West Texans Bolster Hunger Programs
Episcopal News Service. March 15, 1984 [84051]
SAN ANTONIO, Tex. (DPS, Mar. 15) -- Episcopalians in the 60-county Diocese of West Texas, which stretches from the hill country to the Mexican border, will use their own hunger network to distribute food and financial aid to the economically depressed Rio Grande Valley.
The Rev. Canon C. Eugene Jennings, administrative assistant to Bishop Scott F. Bailey; and the Rev. Ted Knies, rector of Trinity Church, Pharr and dean of the Valley Convocation, announced after a strategy meeting of Episcopal churches in the Valley late in February that the church's existing distribution network will be used and expanded to funnel food and money to the needy from Rio Grande City to Brownsville.
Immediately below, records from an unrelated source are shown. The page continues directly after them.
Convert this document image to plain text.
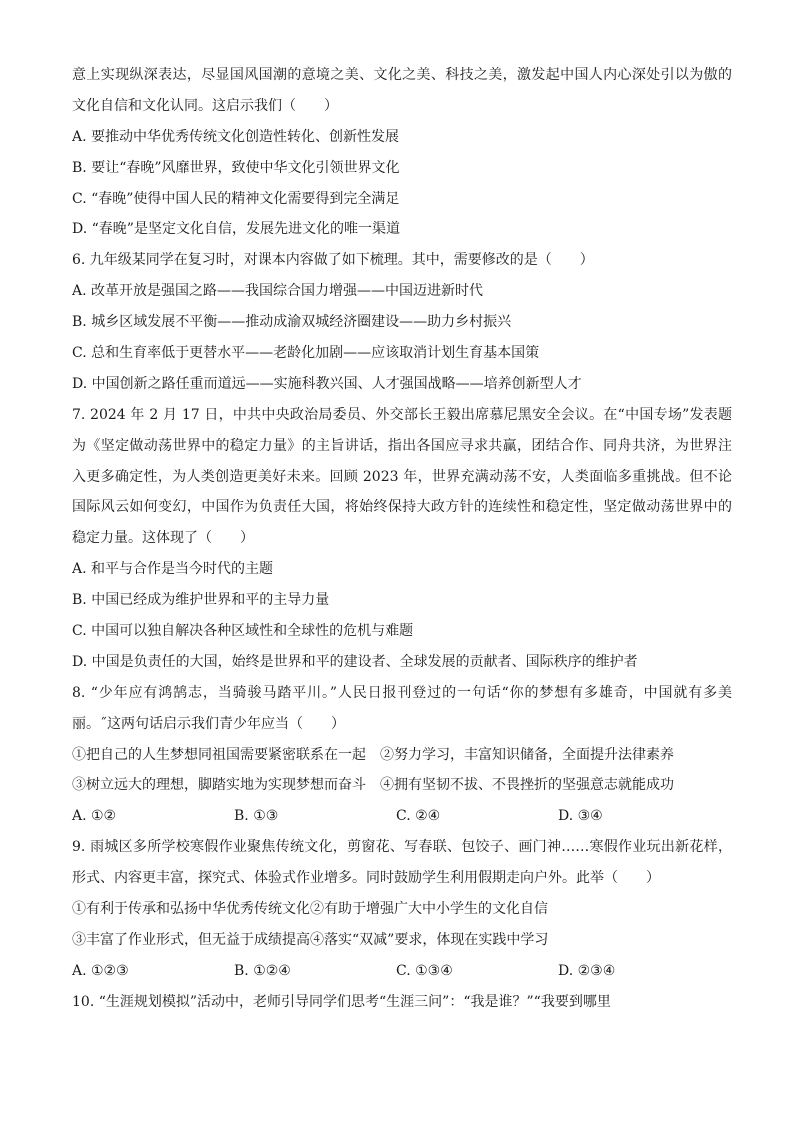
意上实现纵深表达，尽显国风国潮的意境之美、文化之美、科技之美，激发起中国人内心深处引以为傲的
文化自信和文化认同。这启示我们（　　）
A. 要推动中华优秀传统文化创造性转化、创新性发展
B. 要让“春晚”风靡世界，致使中华文化引领世界文化
C. “春晚”使得中国人民的精神文化需要得到完全满足
D. “春晚”是坚定文化自信，发展先进文化的唯一渠道
6. 九年级某同学在复习时，对课本内容做了如下梳理。其中，需要修改的是（　　）
A. 改革开放是强国之路——我国综合国力增强——中国迈进新时代
B. 城乡区域发展不平衡——推动成渝双城经济圈建设——助力乡村振兴
C. 总和生育率低于更替水平——老龄化加剧——应该取消计划生育基本国策
D. 中国创新之路任重而道远——实施科教兴国、人才强国战略——培养创新型人才
7. 2024 年 2 月 17 日，中共中央政治局委员、外交部长王毅出席慕尼黑安全会议。在“中国专场”发表题
为《坚定做动荡世界中的稳定力量》的主旨讲话，指出各国应寻求共赢，团结合作、同舟共济，为世界注
入更多确定性，为人类创造更美好未来。回顾 2023 年，世界充满动荡不安，人类面临多重挑战。但不论
国际风云如何变幻，中国作为负责任大国，将始终保持大政方针的连续性和稳定性，坚定做动荡世界中的
稳定力量。这体现了（　　）
A. 和平与合作是当今时代的主题
B. 中国已经成为维护世界和平的主导力量
C. 中国可以独自解决各种区域性和全球性的危机与难题
D. 中国是负责任的大国，始终是世界和平的建设者、全球发展的贡献者、国际秩序的维护者
8. “少年应有鸿鹄志，当骑骏马踏平川。”人民日报刊登过的一句话“你的梦想有多雄奇，中国就有多美
丽。˝这两句话启示我们青少年应当（　　）
①把自己的人生梦想同祖国需要紧密联系在一起　②努力学习，丰富知识储备，全面提升法律素养
③树立远大的理想，脚踏实地为实现梦想而奋斗　④拥有坚韧不拔、不畏挫折的坚强意志就能成功
A. ①②	B. ①③	C. ②④	D. ③④
9. 雨城区多所学校寒假作业聚焦传统文化，剪窗花、写春联、包饺子、画门神……寒假作业玩出新花样，
形式、内容更丰富，探究式、体验式作业增多。同时鼓励学生利用假期走向户外。此举（　　）
①有利于传承和弘扬中华优秀传统文化②有助于增强广大中小学生的文化自信
③丰富了作业形式，但无益于成绩提高④落实“双减”要求，体现在实践中学习
A. ①②③	B. ①②④	C. ①③④	D. ②③④
10. “生涯规划模拟”活动中，老师引导同学们思考“生涯三问”：“我是谁？”“我要到哪里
It is expected to handle more than a million pounds of food per year, they said.
Meanwhile, Jennings announced that with only one-third of the 91 congregations in the diocese reporting by the end of February, approximately $20,500 has been sent to diocesan headquarters for Valley relief as the result of special offerings taken Sunday, Feb. 19. Since some churches extended the period for this appeal, as much as three times that amount may eventually be available for work in the Valley. The special appeal had been designated by Bailey at the annual council of the diocese in McAllen Feb. 2-4.
Jennings sees conditions in the Valley as a continuing problem. "The situation in the Valley is persistent and permanent and deepened in the aftermath of the December freeze," he said, but noted "Episcopalians have been committed to large-scale help there for years."
Oldest of the relief projects is the "Brown Bag" program begun a decade ago by members of St. John's Church in McAllen when Jennings was rector there. In this fresh produce distribution system, which uses volunteer help, tons of vegetables donated by packing sheds are picked up in a truck purchased by the Presiding Bishop's Fund for World Relief and distributed to as many as 60,000 persons up and down the Rio Grande. Jennings said the program handles an average of some 600,000 pounds of fresh food annually.
In nearby Pharr, the food pantry of Trinity Church warehouses canned goods and staples sent to it free by the H.E.B. Company and distributes food to the poor through satellite churches and agencies located in Valley communities. In full operation for only six months, the pantry will probably be handling about 400,000 pounds of food a year. Other projects are still in the developmental stage.
Related to these programs is Operation Grapefruit, managed by the Episcopal diocese's Hope for the Hungry Committee in San Antonio, which annually distributes more than 95,000 twenty-pound boxes of fruit to communities both in and outside the diocese as well as to Indian reservations in New Mexico and Arizona.
Jennings points to three key ingredients in these Episcopal Church enterprises. The first, he says, is the good will and genuine interest of packing shed operators, the H.E.B. Company, the Crest Fruit Company, and the personnel of these firms. "The contribution of the food industry is vital to the life of these programs," he says.
Second, the work is done by volunteers. "Valley churchmen," he says, "plus those blessed winter visitors and the recipients of the food themselves who want to come and work stand shoulder to shoulder pooling strength and talent which money couldn't buy as they make their contribution."
The third ingredient is the ecumenical aspect, he says. "Caring Christians have seen this as a task to be shared," Jennings continues, "and in the process they are drawn together at a level that has meaning. They not only work together, they pray together, feel each other's frustrations, share triumphs."